What Does It Take to Establish Probable Cause?
In a concurring opinion in United States v. McClain, No. 04-5887 (6th Cir., Dec. 2, 2005), Chief Judge Danny Boggs of the U.S. Court of Appeals for the Sixth Circuit seeks to explain what “probable cause” entails. Under the Fourth Amendment, law enforcement officials often must have probable cause to believe that the place to be searched contains evidence of a crime in order to conduct a search. In describing the standard, however, Judge Boggs defines it as a ridiculously low threshold:
Finally, a word on “probable cause.” While courts have resisted mightily putting a number on probable cause, see Maryland v. Pringle, 540 U.S. 366, 371 (2003), at bottom a review of cases indicates that there must be some, albeit inchoate, feeling as to what kind of probability constitutes probable cause. My reading is that it does not require a belief that there is more than a 50% probability of evidence being found in a particular location. See, e.g., United States v. Gourde, 382 F.3d 1003, 1015 (9th Cir. 2004) (Gould, J., concurring) (collecting cases). If that were the case, one could never get a search warrant to search all three cars of a person for whom there was overwhelming evidence of general drug dealing, and specific evidence of a drug transaction the proceeds of which were now certainly in one of three cars in his garage, and certainly not in any of the others. However, to be more than a hunch or a supposition, in my own mind, requires a legitimate belief that there is more than a 5 or 10 percent chance that a crime is being committed or that evidence is in a particular location. Using this standard, my judgment would be that there was probable cause to believe that criminal activity was afoot in the house, based on the information on which the officers could reasonably rely that there was not a legitimate reason for activity in the house.
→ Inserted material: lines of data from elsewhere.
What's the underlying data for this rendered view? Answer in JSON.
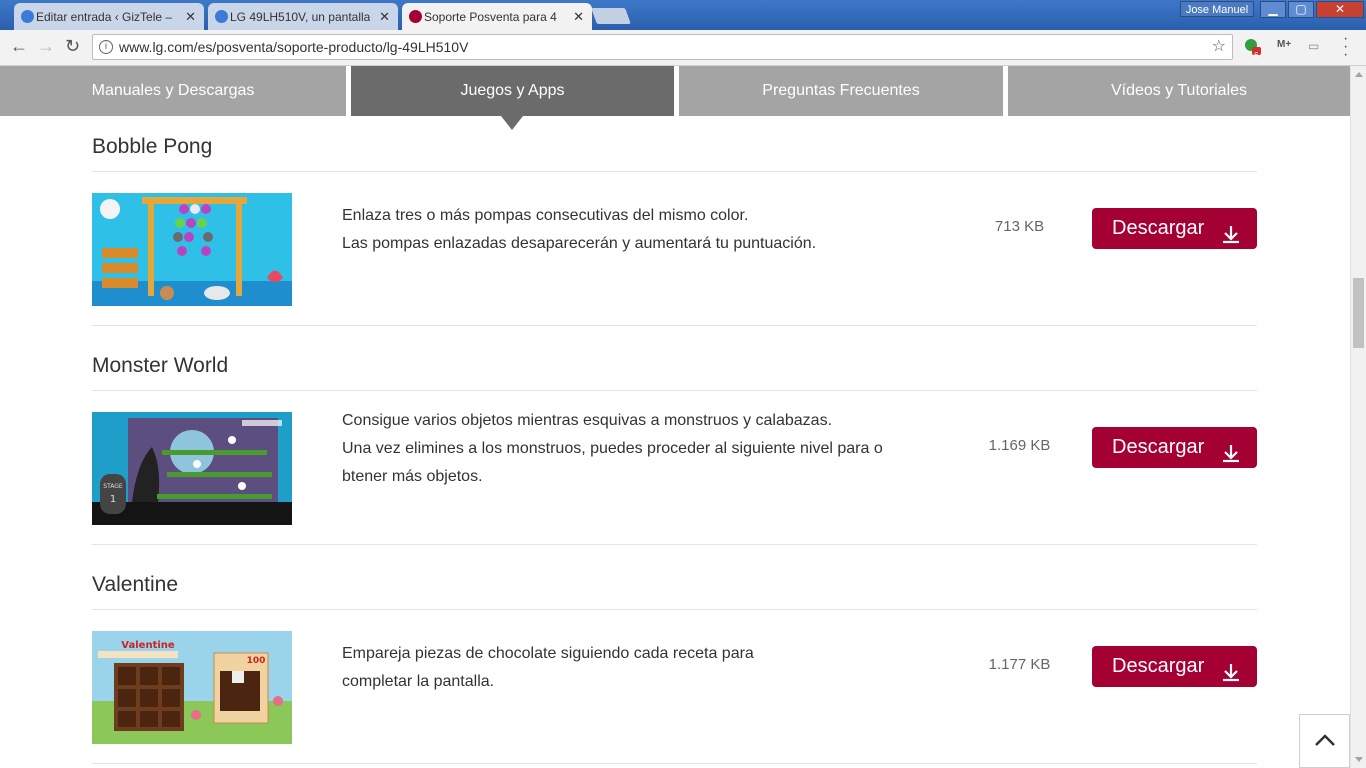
{
  "browser": {
    "tabs": [
      {
        "label": "Editar entrada ‹ GizTele –",
        "favicon_color": "#3b7ad6"
      },
      {
        "label": "LG 49LH510V, un pantalla",
        "favicon_color": "#3b7ad6"
      },
      {
        "label": "Soporte Posventa para 4",
        "favicon_color": "#a50034"
      }
    ],
    "user": "Jose Manuel",
    "url": "www.lg.com/es/posventa/soporte-producto/lg-49LH510V",
    "extension_badge": "6",
    "ext_label": "M+"
  },
  "nav_tabs": [
    {
      "label": "Manuales y Descargas",
      "active": false
    },
    {
      "label": "Juegos y Apps",
      "active": true
    },
    {
      "label": "Preguntas Frecuentes",
      "active": false
    },
    {
      "label": "Vídeos y Tutoriales",
      "active": false
    }
  ],
  "apps": [
    {
      "title": "Bobble Pong",
      "desc_lines": [
        "Enlaza tres o más pompas consecutivas del mismo color.",
        "Las pompas enlazadas desaparecerán y aumentará tu puntuación."
      ],
      "size": "713 KB",
      "download_label": "Descargar"
    },
    {
      "title": "Monster World",
      "desc_lines": [
        "Consigue varios objetos mientras esquivas a monstruos y calabazas.",
        "Una vez elimines a los monstruos, puedes proceder al siguiente nivel para o",
        "btener más objetos."
      ],
      "size": "1.169 KB",
      "download_label": "Descargar",
      "thumb_text": "STAGE 1"
    },
    {
      "title": "Valentine",
      "desc_lines": [
        "Empareja piezas de chocolate siguiendo cada receta para",
        "completar la pantalla."
      ],
      "size": "1.177 KB",
      "download_label": "Descargar",
      "thumb_text": "Valentine",
      "thumb_score": "100"
    }
  ],
  "colors": {
    "accent": "#a50034",
    "tab_bg": "#a4a4a4",
    "tab_active": "#6b6b6b"
  }
}
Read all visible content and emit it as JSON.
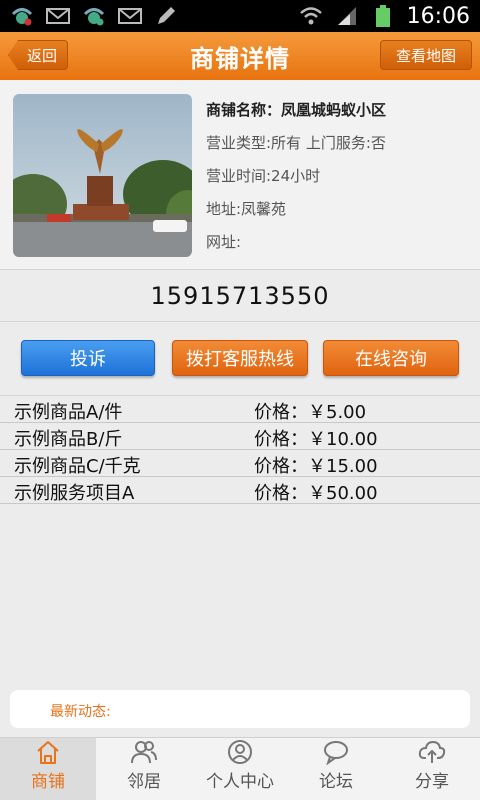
{
  "status_bar": {
    "time": "16:06",
    "icons": [
      "usb-debug-icon",
      "mail-icon",
      "usb-debug-icon",
      "mail-icon",
      "pen-icon",
      "wifi-icon",
      "signal-icon",
      "battery-icon"
    ]
  },
  "header": {
    "back_label": "返回",
    "title": "商铺详情",
    "map_label": "查看地图"
  },
  "shop": {
    "name": "商铺名称：凤凰城蚂蚁小区",
    "type": "营业类型:所有 上门服务:否",
    "hours": "营业时间:24小时",
    "address": "地址:凤馨苑",
    "website": "网址:"
  },
  "phone": "15915713550",
  "actions": {
    "complain": "投诉",
    "hotline": "拨打客服热线",
    "consult": "在线咨询"
  },
  "products": [
    {
      "name": "示例商品A/件",
      "price": "价格：￥5.00"
    },
    {
      "name": "示例商品B/斤",
      "price": "价格：￥10.00"
    },
    {
      "name": "示例商品C/千克",
      "price": "价格：￥15.00"
    },
    {
      "name": "示例服务项目A",
      "price": "价格：￥50.00"
    }
  ],
  "news": {
    "label": "最新动态:"
  },
  "nav": [
    {
      "label": "商铺",
      "icon": "home-icon",
      "active": true
    },
    {
      "label": "邻居",
      "icon": "people-icon",
      "active": false
    },
    {
      "label": "个人中心",
      "icon": "user-icon",
      "active": false
    },
    {
      "label": "论坛",
      "icon": "chat-icon",
      "active": false
    },
    {
      "label": "分享",
      "icon": "cloud-upload-icon",
      "active": false
    }
  ],
  "colors": {
    "accent": "#f08520",
    "complain_button": "#2b84e4",
    "news_label": "#e8731a"
  }
}
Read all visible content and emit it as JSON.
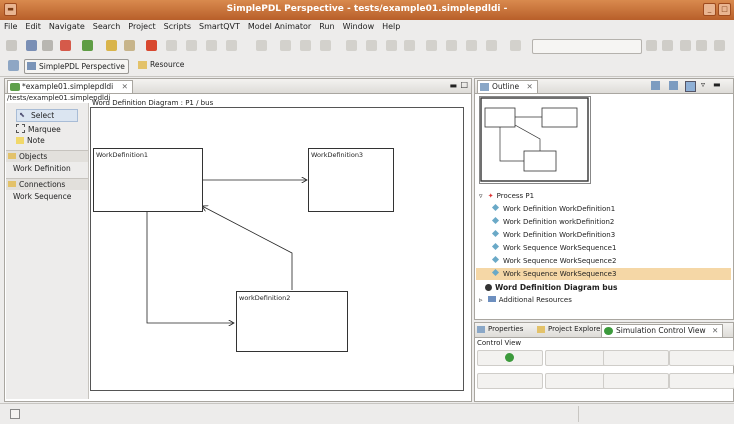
{
  "window": {
    "title": "SimplePDL Perspective - tests/example01.simplepdldi -"
  },
  "menu": [
    "File",
    "Edit",
    "Navigate",
    "Search",
    "Project",
    "Scripts",
    "SmartQVT",
    "Model Animator",
    "Run",
    "Window",
    "Help"
  ],
  "perspectives": {
    "active": "SimplePDL Perspective",
    "other": "Resource"
  },
  "editor": {
    "tab": "*example01.simplepdldi",
    "path": "/tests/example01.simplepdldi",
    "diagram_title": "Word Definition Diagram : P1 / bus"
  },
  "palette": {
    "tools": [
      "Select",
      "Marquee",
      "Note"
    ],
    "groups": [
      {
        "label": "Objects",
        "items": [
          "Work Definition"
        ]
      },
      {
        "label": "Connections",
        "items": [
          "Work Sequence"
        ]
      }
    ]
  },
  "diagram": {
    "nodes": [
      "WorkDefinition1",
      "WorkDefinition3",
      "workDefinition2"
    ]
  },
  "outline": {
    "tab": "Outline",
    "root": "Process P1",
    "children": [
      "Work Definition WorkDefinition1",
      "Work Definition workDefinition2",
      "Work Definition WorkDefinition3",
      "Work Sequence WorkSequence1",
      "Work Sequence WorkSequence2",
      "Work Sequence WorkSequence3"
    ],
    "selected": "Work Sequence WorkSequence3",
    "diagram_item": "Word Definition Diagram bus",
    "additional": "Additional Resources"
  },
  "bottom": {
    "tabs": [
      "Properties",
      "Project Explorer",
      "Simulation Control View"
    ],
    "control_view_label": "Control View"
  },
  "colors": {
    "titlebar": "#c9733a",
    "selection": "#f5d7a6",
    "accent": "#2e8b57"
  }
}
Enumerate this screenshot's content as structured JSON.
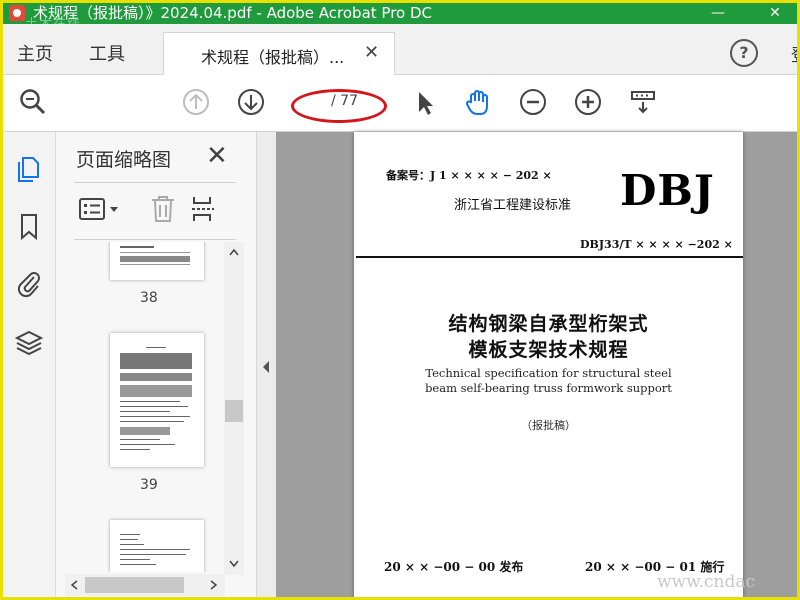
{
  "window": {
    "title": "术规程（报批稿）》2024.04.pdf - Adobe Acrobat Pro DC",
    "watermark": "土木在线",
    "minimize": "—",
    "close": "✕"
  },
  "tabbar": {
    "home": "主页",
    "tools": "工具",
    "doc_tab": "术规程（报批稿）...",
    "doc_tab_close": "✕",
    "help": "?",
    "cut_text": "登"
  },
  "toolbar": {
    "current_page": "",
    "total_pages": "/ 77"
  },
  "thumbnails_panel": {
    "title": "页面缩略图",
    "close": "✕",
    "pages": [
      {
        "label": "38"
      },
      {
        "label": "39"
      },
      {
        "label": ""
      }
    ]
  },
  "document_page": {
    "record_no": "备案号：J 1 × × × × − 202 ×",
    "standard_type": "浙江省工程建设标准",
    "logo": "DBJ",
    "code": "DBJ33/T × × × × −202 ×",
    "title_cn_line1": "结构钢梁自承型桁架式",
    "title_cn_line2": "模板支架技术规程",
    "title_en_line1": "Technical specification for structural steel",
    "title_en_line2": "beam self-bearing truss formwork support",
    "draft_status": "（报批稿）",
    "issue_date": "20 × × −00 − 00 发布",
    "impl_date": "20 × × −00 − 01 施行"
  },
  "watermark_br": "www.cndac",
  "colors": {
    "titlebar": "#1f9a3c",
    "accent_blue": "#1473e6",
    "highlight_red": "#d4161b"
  }
}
This strikes me as far too low a precentage. Just five to ten percent? It would be nearly impossible for law enforcement officials to fail to establish probable cause, unless they were just conducting a random search. If probable cause is just slightly more than five to ten percent, then what number would Judge Boggs give for “reasonable suspicion,” the lower standard for the police to engage in a stop? One percent?